Misaligned Index - Correction - Halfway (Statistics IO)

Explanation:

  • The Query cost of misalignment is at 40%, fully corrected alignment is at 30%, and halfway correction is at 30%
  • When partitioning is fully corrected and when only halfway corrected we still shed the same amount of logical reads (7); directly attributable to the “worktable”
  • For the half way corrected partitioned index, you will see two distinct index inserts (the first one for the Clustered index and the secondary one for the non-partitioned aligned index); note that the half way corrected case is pointing at two different file groups (different partitions)
  • Whereas for the fully corrected index, we have a single index operator (all indexes are tied into the same partition)

CodeBase

To share the code, I have posted it to my GitHub Account.

Conclusion

Eager Spool

ScaryDBA in his web post,  Spools in Execution Plan ( http://www.scarydba.com/2009/09/09/spools-in-execution-plans/), did a good job describing this Table Spool thing.

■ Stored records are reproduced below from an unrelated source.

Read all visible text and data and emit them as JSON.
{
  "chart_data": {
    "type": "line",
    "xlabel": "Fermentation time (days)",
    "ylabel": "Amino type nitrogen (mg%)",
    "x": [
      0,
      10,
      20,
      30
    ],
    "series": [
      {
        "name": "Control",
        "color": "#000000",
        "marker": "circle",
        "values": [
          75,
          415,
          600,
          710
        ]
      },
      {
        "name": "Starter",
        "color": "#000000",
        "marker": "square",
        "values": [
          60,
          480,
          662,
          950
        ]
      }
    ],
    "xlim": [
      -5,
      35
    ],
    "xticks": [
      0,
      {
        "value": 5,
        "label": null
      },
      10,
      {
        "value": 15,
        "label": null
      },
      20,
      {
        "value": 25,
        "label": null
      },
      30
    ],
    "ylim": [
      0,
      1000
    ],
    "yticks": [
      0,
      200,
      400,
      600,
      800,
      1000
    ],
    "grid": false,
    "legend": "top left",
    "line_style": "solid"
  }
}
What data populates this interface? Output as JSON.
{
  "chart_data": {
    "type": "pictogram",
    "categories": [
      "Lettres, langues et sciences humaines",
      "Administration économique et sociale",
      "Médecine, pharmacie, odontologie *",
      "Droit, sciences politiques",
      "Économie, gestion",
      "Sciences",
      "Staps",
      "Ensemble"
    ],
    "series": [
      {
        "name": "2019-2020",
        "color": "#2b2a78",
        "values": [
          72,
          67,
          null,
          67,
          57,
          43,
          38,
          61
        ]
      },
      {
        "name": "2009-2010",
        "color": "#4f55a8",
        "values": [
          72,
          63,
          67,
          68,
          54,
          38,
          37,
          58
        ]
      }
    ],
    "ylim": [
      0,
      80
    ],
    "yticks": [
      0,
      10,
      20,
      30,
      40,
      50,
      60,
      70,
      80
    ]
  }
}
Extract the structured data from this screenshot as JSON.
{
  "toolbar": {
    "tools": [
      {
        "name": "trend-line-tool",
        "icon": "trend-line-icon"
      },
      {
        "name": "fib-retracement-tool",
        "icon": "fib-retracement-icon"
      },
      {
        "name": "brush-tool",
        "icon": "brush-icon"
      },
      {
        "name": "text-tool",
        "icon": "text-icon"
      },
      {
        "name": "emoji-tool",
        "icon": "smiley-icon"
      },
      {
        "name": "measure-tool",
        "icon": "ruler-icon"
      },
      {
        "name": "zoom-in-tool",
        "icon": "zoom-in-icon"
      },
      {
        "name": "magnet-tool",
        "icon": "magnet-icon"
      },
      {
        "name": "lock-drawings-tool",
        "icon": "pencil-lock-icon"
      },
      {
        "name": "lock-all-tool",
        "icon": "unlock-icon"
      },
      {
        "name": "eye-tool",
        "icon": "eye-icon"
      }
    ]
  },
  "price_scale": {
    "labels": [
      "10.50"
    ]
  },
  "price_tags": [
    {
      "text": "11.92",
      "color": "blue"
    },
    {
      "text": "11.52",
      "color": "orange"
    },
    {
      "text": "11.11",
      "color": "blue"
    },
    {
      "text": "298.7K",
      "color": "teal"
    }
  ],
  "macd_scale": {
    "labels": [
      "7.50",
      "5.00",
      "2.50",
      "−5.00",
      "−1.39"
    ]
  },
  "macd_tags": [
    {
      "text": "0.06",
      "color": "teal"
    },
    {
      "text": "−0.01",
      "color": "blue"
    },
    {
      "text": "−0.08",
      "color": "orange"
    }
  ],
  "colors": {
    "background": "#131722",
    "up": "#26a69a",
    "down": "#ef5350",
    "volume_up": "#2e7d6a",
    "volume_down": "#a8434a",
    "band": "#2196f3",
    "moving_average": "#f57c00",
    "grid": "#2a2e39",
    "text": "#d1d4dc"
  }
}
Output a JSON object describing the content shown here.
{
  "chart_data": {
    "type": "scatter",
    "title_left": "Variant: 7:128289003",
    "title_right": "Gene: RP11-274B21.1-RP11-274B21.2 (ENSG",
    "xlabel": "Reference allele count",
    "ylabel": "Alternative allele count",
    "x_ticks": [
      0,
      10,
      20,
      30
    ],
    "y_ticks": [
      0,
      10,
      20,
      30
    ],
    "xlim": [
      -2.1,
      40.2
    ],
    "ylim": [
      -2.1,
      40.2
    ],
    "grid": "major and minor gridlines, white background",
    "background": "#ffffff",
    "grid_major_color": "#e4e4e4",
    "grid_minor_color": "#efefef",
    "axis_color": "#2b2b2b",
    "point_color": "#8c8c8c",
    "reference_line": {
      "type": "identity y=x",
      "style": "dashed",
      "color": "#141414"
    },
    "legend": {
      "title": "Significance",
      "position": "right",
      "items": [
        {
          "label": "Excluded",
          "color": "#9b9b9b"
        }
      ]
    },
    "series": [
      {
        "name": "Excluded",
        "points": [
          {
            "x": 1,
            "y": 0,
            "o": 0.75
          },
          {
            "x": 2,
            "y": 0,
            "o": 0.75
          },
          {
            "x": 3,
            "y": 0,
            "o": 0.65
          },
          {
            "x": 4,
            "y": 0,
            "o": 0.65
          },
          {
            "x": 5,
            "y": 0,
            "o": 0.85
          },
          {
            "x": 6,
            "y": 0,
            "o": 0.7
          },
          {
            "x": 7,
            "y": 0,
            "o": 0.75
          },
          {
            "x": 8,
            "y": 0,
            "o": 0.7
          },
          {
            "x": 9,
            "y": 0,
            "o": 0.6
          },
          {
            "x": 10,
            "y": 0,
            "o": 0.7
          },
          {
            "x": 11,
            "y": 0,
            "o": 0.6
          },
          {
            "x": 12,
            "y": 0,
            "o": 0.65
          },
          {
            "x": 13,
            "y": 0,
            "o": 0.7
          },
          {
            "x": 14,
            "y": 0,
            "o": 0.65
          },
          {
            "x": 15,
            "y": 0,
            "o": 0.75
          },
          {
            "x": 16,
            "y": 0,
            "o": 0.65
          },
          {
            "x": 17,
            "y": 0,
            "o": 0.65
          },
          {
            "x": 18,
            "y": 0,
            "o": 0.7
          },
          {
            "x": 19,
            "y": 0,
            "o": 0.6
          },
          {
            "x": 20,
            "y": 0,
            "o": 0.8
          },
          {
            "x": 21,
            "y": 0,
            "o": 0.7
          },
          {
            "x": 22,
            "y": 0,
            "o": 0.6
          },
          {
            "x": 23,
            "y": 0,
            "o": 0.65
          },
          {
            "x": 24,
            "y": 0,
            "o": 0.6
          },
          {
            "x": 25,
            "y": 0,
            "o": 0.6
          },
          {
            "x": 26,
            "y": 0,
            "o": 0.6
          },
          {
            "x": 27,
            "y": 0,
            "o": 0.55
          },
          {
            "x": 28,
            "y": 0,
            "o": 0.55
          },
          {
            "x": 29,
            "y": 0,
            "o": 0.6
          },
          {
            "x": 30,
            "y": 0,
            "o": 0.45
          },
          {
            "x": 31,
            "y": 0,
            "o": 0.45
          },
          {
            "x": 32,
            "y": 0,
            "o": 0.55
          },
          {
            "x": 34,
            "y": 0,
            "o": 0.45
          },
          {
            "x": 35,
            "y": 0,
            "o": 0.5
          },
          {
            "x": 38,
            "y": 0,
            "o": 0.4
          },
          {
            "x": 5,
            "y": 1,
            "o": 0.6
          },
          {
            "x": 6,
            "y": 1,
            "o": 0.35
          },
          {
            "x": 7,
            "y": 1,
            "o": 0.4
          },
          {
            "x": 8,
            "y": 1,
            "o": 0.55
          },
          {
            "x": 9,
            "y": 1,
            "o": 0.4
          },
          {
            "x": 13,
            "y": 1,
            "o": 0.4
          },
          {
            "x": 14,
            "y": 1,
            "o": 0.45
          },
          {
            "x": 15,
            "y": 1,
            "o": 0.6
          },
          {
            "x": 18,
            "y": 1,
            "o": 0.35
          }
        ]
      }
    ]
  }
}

Spool operations are temporary storage of the data for later reuse in a query plan. There are two types of spool operations, eager spool and lazy spool. A spool is basically a temporary table created within the execution of the query that is used when it’s likely that data will be needed again, and again during the execution of the query. This is not an explicit #temp temporary table, but a work table for operations within the processing necessary for a given query’s behavior. A spool is created when the optimizer thinks that it can work better with a semi-permanent sub-set of data rather than have to perform multiple seeks or scans against a table or index or in other places where data re-use is important (more in a bit).

Seemingly, in our original table definition, with more than one misaligned index, we ended up with a situation where post the “Clustered Index” operation, the Query Engine opted to go the route of creating and populating “Table Spools”.

It is not immediately clear at this point why the Query Engine chose this fairly in-efficient path.

Addendum

Addendum (2013-04-27)

The original incident was captured on MS SQL Server – v2008R2.

I have revised per v2012.

Execution Plan

TableSpool__MSSQLServer_v2012

IO Cost

TableSpool__MSSQLServer_v2012_IOStats

So Microsoft’s documentation did a fairly good job on describing what a Table Spool is:

http://msdn.microsoft.com/en-us/library/ms181032(v=sql.105).aspx
The Table Spool operator scans the input and places a copy of each row in a hidden spool table that is stored in the tempdb database and existing only for the lifetime of the query. If the operator is rewound (for example, by a Nested Loops operator) but no rebinding is needed, the spooled data is used instead of rescanning the input.

But, I will allow you the Performance Engineer to look at your queries and understand which ones can potentially follow this path and guard against it when other paths can be a bit less pernicious.